You never see the next day.

There is no sequel to this film.

That’s because little boy who started off life as tree is spirited away by social services the next day. Geppetto was on the watch list…of course he was on the watch list…where Prince Florin should have been really. When a guy goes to these extreme lengths to fashion himself a “son,” people are watching.

And don’t even get me started on Peter Pan. A horny immortal kid abducts the thirteen-year-old posh totty and brings her brothers along for the ride for kicks (and to watch), all the while his jealous flying pet sparkle rat tries desperately to kill the object of Peter’s sordid desires…it’s no wonder Hook behaved how he did. Look at this from his point of view. A sulky, flying, little shit keeps creating drama for you and abducting civvies, bringing them to the magic island you reluctantly share…wouldn’t you want rid?

Disney really does have a way of sugar-coating the reality of these bedtime stories.

Take The Little Mermaid for instance. Now, I was as thrilled as anyone when Ariel received her legs so that she could walk on land because she was all horny about Eric. The fact he was just two years older than the sixteen-year-old Ariel means Disney has been closing the age gap between love interests…another thumbs up…but, legs or no legs, Ariel is a sea creature. Now, I’m quite partial to a bit of Sea bass, I’d never turn down a Tuna steak, but even still, like The Beast, Ariel is a mutant. Even more so in fact. She was born fish. There was no disgruntled fairy who turned her into a mermaid.

Don’t get me wrong, out of all the fish species and sea-dwelling creatures there is out there, the mermaid is definitely the most agreeable on the eyes, but even so, Ariel is effectively a tarted-up Cod.

What if Eric was vegetarian?

I’m just not quite sure how the relationship would ever work out.

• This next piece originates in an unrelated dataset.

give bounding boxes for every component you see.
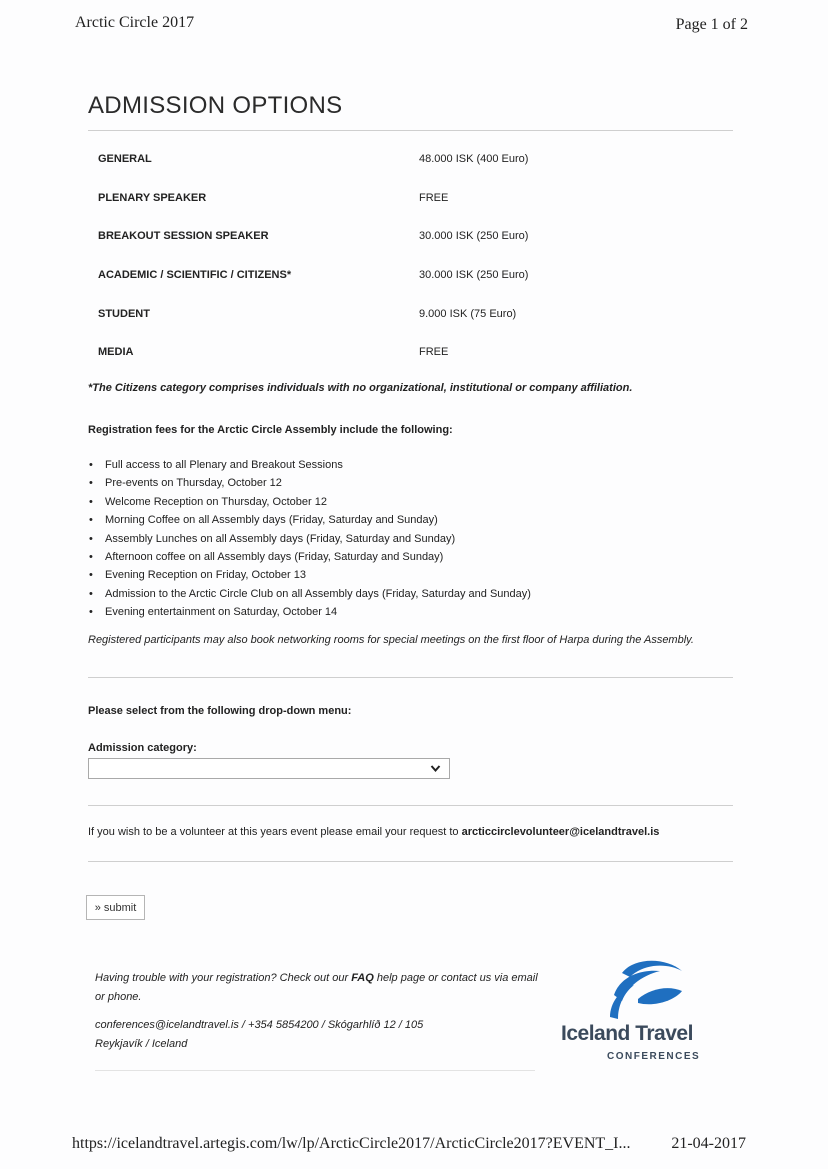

Sure, the sea mutant gets her legs at the end of the movie but even so, how long would she take in the bathroom in the mornings? Once those taps were turned on she’d be a quivering wreck blubbering about how much she missed home.

Now you may notice I’ve stuck to the cartoons staring humans, but let’s think outside of the box for a moment. Bambi, yes, that little mute venison steak on legs. Now at the beginning of Bambi his mother dies. I know, I know, I still have nightmares too, it’s all very sad. No, she didn’t die of the contagious cartoon cough of death this time, she was shot by a hunter.

That bastard hunter!

Has he no soul?

Why would he do such a thing, poor Bambi is now an orphan!

Well, I’ll tell you why he “murdered” Bambi’s mum, because he’s a hunter and just beyond the woods is where his little log cabin is. Where his wife and three children wait, stomachs empty, hoping daddy returns with some food today.

Daddy did return with some food. They had Bambi mum steak that night, and the following night they had Bambi mum stew. His wife fashioned a nice warm Bambi mum blanket to fight off the chill of the night, and they all fell asleep happily digesting an orphaned deer’s parent. Had Bambi not hid, I dare say they’d be eating more of that particular linage the next night and the night after too. The hunter is not the baddie in this story. If anything he is the hero, he saves his family. Why does everyone care so much about a little baby deer?

I don’t know.

Maybe it’s me. Maybe I should allow my children to still watch these movies, I mean a little child abduction, Paedophilia, Beastiality, mental illness, and venison steak can’t be that bad for our children to witness, right Walt?